I can think of so many other great things** about not working, but these are definitely some of the best. When I think about these, I’m glad not to be going in to an office every day. Sure, a salary would be nice, but since I don’t have that option, these reminders sure help to lessen the sting!

What about you? What are some things you don’t miss at all about working at a job? Let’s get a list going in the comments!

*Note: When I talk about “work” I mean at a paid job. Obviously we all work a lot on maintaining our health, managing our households, navigating doctors and insurance companies, and so much more. Unfortunately, we don’t get paid for that kind of work.

**Note 2: I intentionally didn’t mention how great it is to have the time and flexibility to take care of my health. I think that for a lot of us, that’s a given.
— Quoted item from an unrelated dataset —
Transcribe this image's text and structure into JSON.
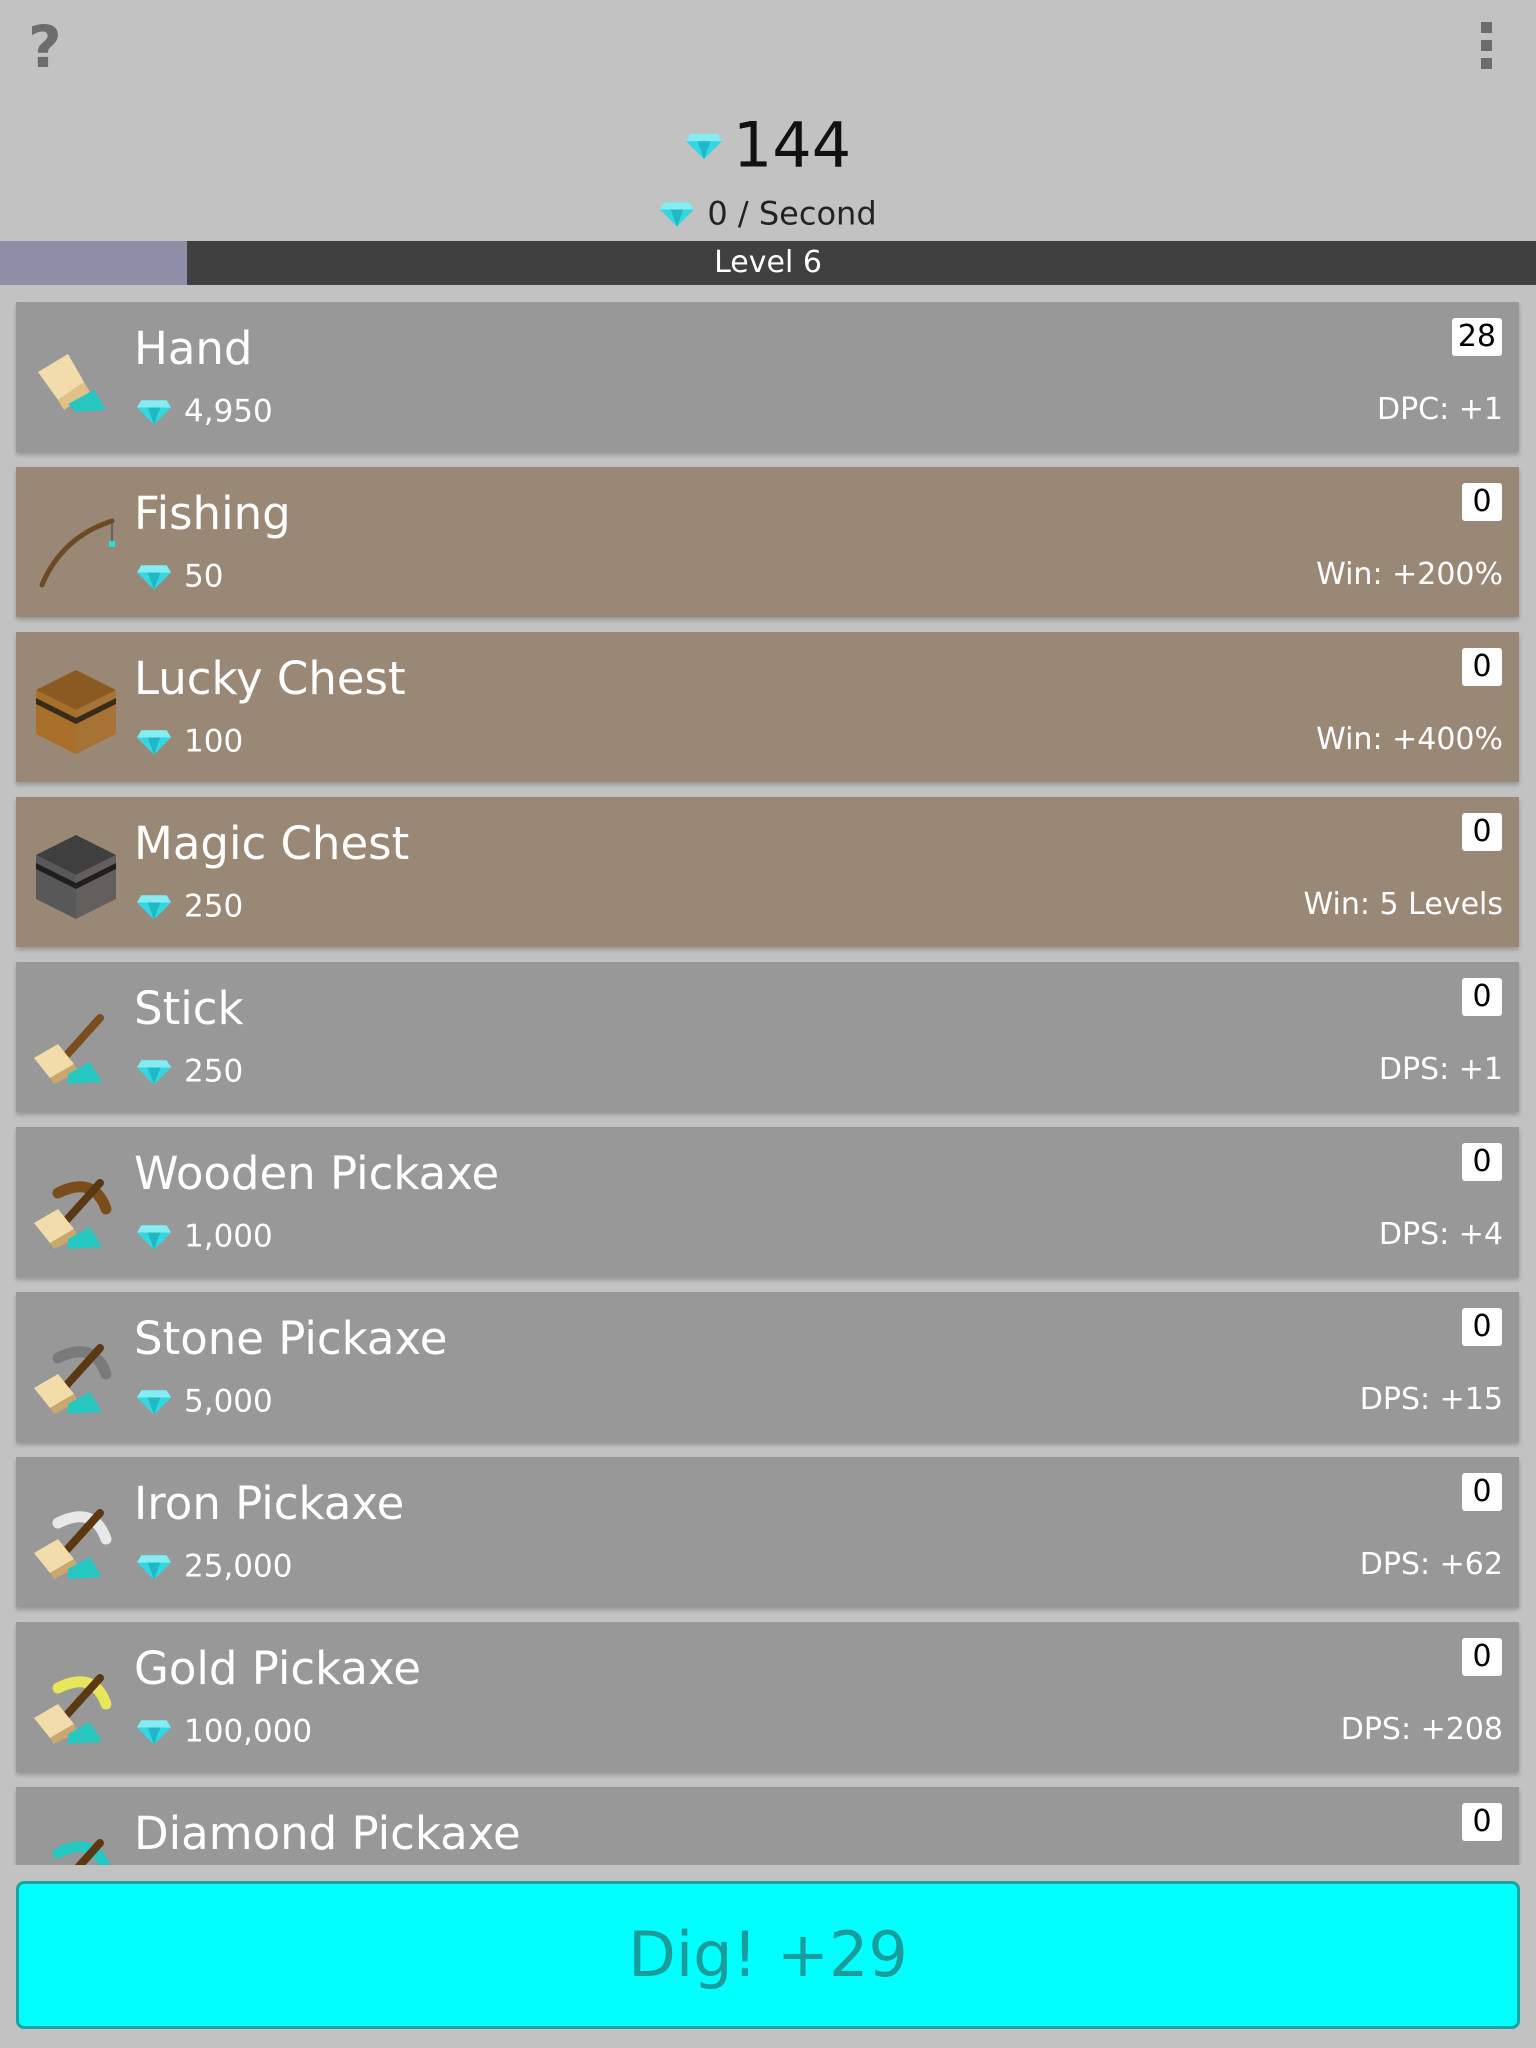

Trying to get time off for doctor appointments, ducking out of meetings to take medications, not being able to each the provided food at a lunch meeting and all the rest was frustrating, stressful, and detrimental to my own self-care. I could write an entire post just on that. Maybe one of these days I will. For now, I decided not to get distracted with this, but feel free to mention it in the comments if it’s what comes to mind for you!